This was for the simple reason that its industrial production had overtaken Britain's in the 1890s and it was on course to become the world's leading economic power. A war would wreck everything. It should come as no surprise that there are so many documents in the German archives — detailed in depth by Professor Clark in his magisterial book The Sleepwalkers-showing the Kaiser's desperate attempts at the end of July 1914 to avoid mobilising his army. How this ties in with the low-rent historians' determination to prove that the Kaiser was hell-bent on war against Britain is beyond me.
No one could tell in July 1914 that if Britain joined the war, and threw the force of its empire behind the defence of France and Belgium, it would cause the war to last more than four years; precipitate a Marxist revolution in Russia; smash the power of the Hohenzollerns and the Habsburgs forever; lead to the rise of Nazism with all its attendant horrors; and bring about the Soviet oppression of Eastern Europe after the Second World War. But one can hardly blame the writers and poets who survived the war for looking back years later and thinking what a bloody shambles it had been; and those men, all of whom fought, hardly deserve the carping of minor historians today who blame them for creating a belief that the war would have been better unfought or, if it had to be fought, better without British participation.

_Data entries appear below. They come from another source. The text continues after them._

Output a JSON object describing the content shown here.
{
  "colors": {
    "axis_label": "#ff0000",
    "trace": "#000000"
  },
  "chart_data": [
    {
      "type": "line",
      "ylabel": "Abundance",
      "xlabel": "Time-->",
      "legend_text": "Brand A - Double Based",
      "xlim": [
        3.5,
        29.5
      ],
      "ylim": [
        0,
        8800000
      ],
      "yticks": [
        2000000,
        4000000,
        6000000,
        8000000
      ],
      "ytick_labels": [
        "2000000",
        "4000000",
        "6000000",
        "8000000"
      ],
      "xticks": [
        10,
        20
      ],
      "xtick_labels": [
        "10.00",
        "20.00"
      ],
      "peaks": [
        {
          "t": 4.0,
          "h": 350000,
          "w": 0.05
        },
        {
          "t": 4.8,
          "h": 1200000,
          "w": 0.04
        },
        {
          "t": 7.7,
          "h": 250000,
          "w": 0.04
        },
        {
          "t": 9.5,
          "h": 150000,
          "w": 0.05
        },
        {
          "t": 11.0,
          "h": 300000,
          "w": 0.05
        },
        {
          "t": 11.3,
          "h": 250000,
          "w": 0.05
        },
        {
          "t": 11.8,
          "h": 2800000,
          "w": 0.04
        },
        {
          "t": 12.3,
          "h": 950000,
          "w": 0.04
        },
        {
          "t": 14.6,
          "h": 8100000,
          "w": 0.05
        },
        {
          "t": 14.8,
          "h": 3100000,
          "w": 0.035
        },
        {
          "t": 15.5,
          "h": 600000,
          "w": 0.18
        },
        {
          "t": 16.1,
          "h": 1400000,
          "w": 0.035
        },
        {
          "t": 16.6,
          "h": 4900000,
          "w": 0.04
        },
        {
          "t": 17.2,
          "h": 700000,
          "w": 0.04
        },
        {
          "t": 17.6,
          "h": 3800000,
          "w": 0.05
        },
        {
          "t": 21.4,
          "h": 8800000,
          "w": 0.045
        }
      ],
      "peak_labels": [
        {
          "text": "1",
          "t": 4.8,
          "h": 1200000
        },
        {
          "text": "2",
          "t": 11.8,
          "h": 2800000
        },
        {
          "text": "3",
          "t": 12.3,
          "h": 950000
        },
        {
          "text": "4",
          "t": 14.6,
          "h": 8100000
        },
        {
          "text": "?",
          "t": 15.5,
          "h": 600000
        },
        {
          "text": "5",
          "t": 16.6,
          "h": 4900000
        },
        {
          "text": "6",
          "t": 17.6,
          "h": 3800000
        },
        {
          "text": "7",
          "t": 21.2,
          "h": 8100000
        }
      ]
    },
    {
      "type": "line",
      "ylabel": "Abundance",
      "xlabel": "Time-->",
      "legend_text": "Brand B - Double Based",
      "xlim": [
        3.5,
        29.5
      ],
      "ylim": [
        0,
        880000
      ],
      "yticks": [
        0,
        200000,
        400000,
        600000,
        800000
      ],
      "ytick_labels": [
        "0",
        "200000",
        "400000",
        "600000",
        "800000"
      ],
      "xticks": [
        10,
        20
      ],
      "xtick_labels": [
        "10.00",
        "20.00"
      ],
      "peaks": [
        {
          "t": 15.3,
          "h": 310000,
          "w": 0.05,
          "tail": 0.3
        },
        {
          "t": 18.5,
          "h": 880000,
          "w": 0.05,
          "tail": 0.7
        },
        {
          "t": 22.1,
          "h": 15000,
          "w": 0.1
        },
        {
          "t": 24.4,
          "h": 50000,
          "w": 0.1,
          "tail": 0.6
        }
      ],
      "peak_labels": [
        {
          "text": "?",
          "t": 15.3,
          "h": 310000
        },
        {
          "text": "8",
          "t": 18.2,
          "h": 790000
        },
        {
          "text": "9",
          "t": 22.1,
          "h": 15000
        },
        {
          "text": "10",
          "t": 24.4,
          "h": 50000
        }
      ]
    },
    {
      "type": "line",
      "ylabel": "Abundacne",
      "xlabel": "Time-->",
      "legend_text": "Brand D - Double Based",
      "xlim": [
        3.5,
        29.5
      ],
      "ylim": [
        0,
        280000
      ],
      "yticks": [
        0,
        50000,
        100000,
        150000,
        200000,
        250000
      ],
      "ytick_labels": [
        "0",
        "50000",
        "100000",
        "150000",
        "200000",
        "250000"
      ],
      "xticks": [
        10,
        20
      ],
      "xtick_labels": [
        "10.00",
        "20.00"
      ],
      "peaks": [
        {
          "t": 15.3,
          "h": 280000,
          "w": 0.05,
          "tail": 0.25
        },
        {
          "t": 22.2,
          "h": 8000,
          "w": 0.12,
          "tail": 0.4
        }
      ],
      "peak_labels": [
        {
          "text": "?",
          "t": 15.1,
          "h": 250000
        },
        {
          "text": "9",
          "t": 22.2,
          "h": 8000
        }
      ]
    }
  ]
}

The Kaiser was aggressive and unstable. That is not the same as being a warmonger. He was still the representative of a civilisation in a way that Hitler could never pretend to be; he was not a barbarian like his republican successors. The Great War was not the result of something in the German, or Prussian, DNA that sought conflict and oppression. Let us by all means reflect this year on the accidents of history and the conflicts of power, but let us not use the centenary of the death of Franz Ferdinand as an excuse to vilify Germans who wanted war no more than we did.